Por que o X-Crypto-Alias é parte da solução de segurança

A ofuscação resolve o problema de exposição dos endpoints, mas cria um segundo problema: logs do CloudWatch, regras do WAF e dashboards do API Gateway passam a registrar apenas hashes ou ciphertext como path da requisição. Fica impossível distinguir um POST /v1/loan/apply de um POST /v1/payment/process nos logs, o que inviabiliza alertas de anomalia, rate limiting granular e análise de incidentes.

Uma solução ingênua seria descriptografar os paths em um pipeline de log intermediário — mas isso aumenta a complexidade operacional, cria um ponto de falha e expõe os endpoints reais em outro contexto.

O X-Crypto-Alias resolve isso de forma elegante: o cliente declara semanticamente o que está fazendo sem revelar o endpoint real. O servidor valida que a declaração é verdadeira (alias ↔ path decifrado). Logs e sistemas de observabilidade usam o alias diretamente.

Tipos de Alias

O sistema suporta três modelos de alias, escolhidos conforme a necessidade operacional de cada endpoint.

No modelo 1-para-1, um alias fixo corresponde sempre ao mesmo endpoint real. Adequado para operações de alto valor com volume previsível, como /v1/loan/apply.

No modelo 1-para-N, um alias corresponde a um grupo de endpoints relacionados. Útil quando a granularidade exata do endpoint não é necessária nos logs, como agrupar todas as operações de leitura de perfil sob user.read.

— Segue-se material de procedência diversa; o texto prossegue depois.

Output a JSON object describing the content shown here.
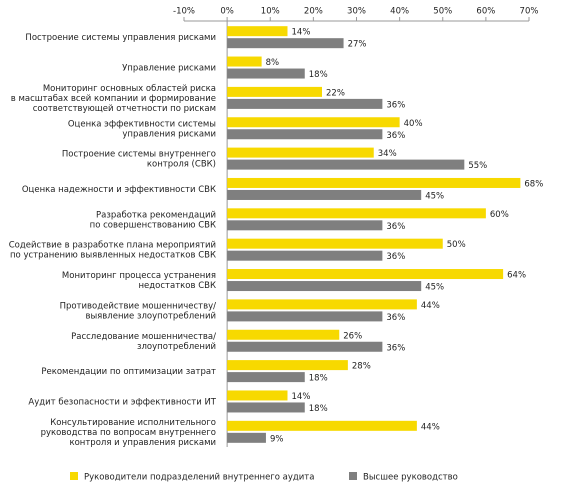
{
  "chart_data": {
    "type": "bar",
    "orientation": "horizontal",
    "categories": [
      "Построение системы управления рисками",
      "Управление рисками",
      "Мониторинг основных областей риска\nв масштабах всей компании и формирование\nсоответствующей отчетности по рискам",
      "Оценка эффективности системы\nуправления рисками",
      "Построение системы внутреннего\nконтроля (СВК)",
      "Оценка надежности и эффективности СВК",
      "Разработка рекомендаций\nпо совершенствованию СВК",
      "Содействие в разработке плана мероприятий\nпо устранению выявленных недостатков СВК",
      "Мониторинг процесса устранения\nнедостатков СВК",
      "Противодействие мошенничеству/\nвыявление злоупотреблений",
      "Расследование мошенничества/\nзлоупотреблений",
      "Рекомендации по оптимизации затрат",
      "Аудит безопасности и эффективности ИТ",
      "Консультирование исполнительного\nруководства по вопросам внутреннего\nконтроля и управления рисками"
    ],
    "series": [
      {
        "name": "Руководители подразделений внутреннего аудита",
        "color": "#f7d900",
        "values": [
          14,
          8,
          22,
          40,
          34,
          68,
          60,
          50,
          64,
          44,
          26,
          28,
          14,
          44
        ],
        "value_labels": [
          "14%",
          "8%",
          "22%",
          "40%",
          "34%",
          "68%",
          "60%",
          "50%",
          "64%",
          "44%",
          "26%",
          "28%",
          "14%",
          "44%"
        ]
      },
      {
        "name": "Высшее руководство",
        "color": "#7f7f7f",
        "values": [
          27,
          18,
          36,
          36,
          55,
          45,
          36,
          36,
          45,
          36,
          36,
          18,
          18,
          9
        ],
        "value_labels": [
          "27%",
          "18%",
          "36%",
          "36%",
          "55%",
          "45%",
          "36%",
          "36%",
          "45%",
          "36%",
          "36%",
          "18%",
          "18%",
          "9%"
        ]
      }
    ],
    "xlim": [
      -10,
      70
    ],
    "xticks": [
      {
        "value": -10,
        "label": "-10%"
      },
      {
        "value": 0,
        "label": "0%"
      },
      {
        "value": 10,
        "label": "10%"
      },
      {
        "value": 20,
        "label": "20%"
      },
      {
        "value": 30,
        "label": "30%"
      },
      {
        "value": 40,
        "label": "40%"
      },
      {
        "value": 50,
        "label": "50%"
      },
      {
        "value": 60,
        "label": "60%"
      },
      {
        "value": 70,
        "label": "70%"
      }
    ],
    "grid": false,
    "legend": "bottom"
  }
}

No modelo dinâmico, o alias é gerado pelo servidor no momento da distribuição da chave e rotacionado junto com ela. Não há alias fixo que um atacante possa tentar reproduzir.

Observabilidade com o Stack Completo

Com X-Crypto-Alias nos logs, toda a stack de observabilidade funciona normalmente sem descriptografar nada.

Template de log do API Gateway:

{
  "requestId": "$context.requestId",
  "alias": "$context.requestOverride.header.x-crypto-alias",
  "status": "$context.status",
  "ip": "$context.identity.sourceIp"
}

Query no CloudWatch Logs Insights para latência por operação:

fields @timestamp, httpMethod, xCryptoAlias, status, @duration
| filter xCryptoAlias = "loan.apply"
| stats avg(@duration) by bin(5m)

Regra de rate limiting no WAF, escopo por alias:

{
  "Name": "RateLimit-LoanApply",
  "Statement": {
    "RateBasedStatement": {
      "Limit": 100,
      "AggregateKeyType": "HEADER",
      "ScopeDownStatement": {
        "ByteMatchStatement": {
          "FieldToMatch": {"SingleHeader": {"Name": "x-crypto-alias"}},
          "SearchString": "loan.apply"
        }
      }
    }
  }
}

Resultados

Após 30 dias da implementação:

  • Ataques de fuzzing: eliminados em 100%. Sem o endpoint real, ferramentas automatizadas não conseguem construir payloads válidos.
  • Ataques com credenciais vazadas: ineficazes. Credenciais válidas não são suficientes sem o endpoint calculado em runtime.
  • Overhead de latência: inferior a 2ms por requisição para HMAC; inferior a 4ms para AES-GCM.
  • Observabilidade: mantida integralmente. Logs, dashboards e regras WAF funcionam com aliases sem necessidade de decifragem nos sistemas de monitoramento.

A arquitetura demonstrou que segurança e observabilidade não são objetivos conflitantes: projetados juntos desde o início, o componente criptográfico e o identificador semântico se reforçam mutuamente.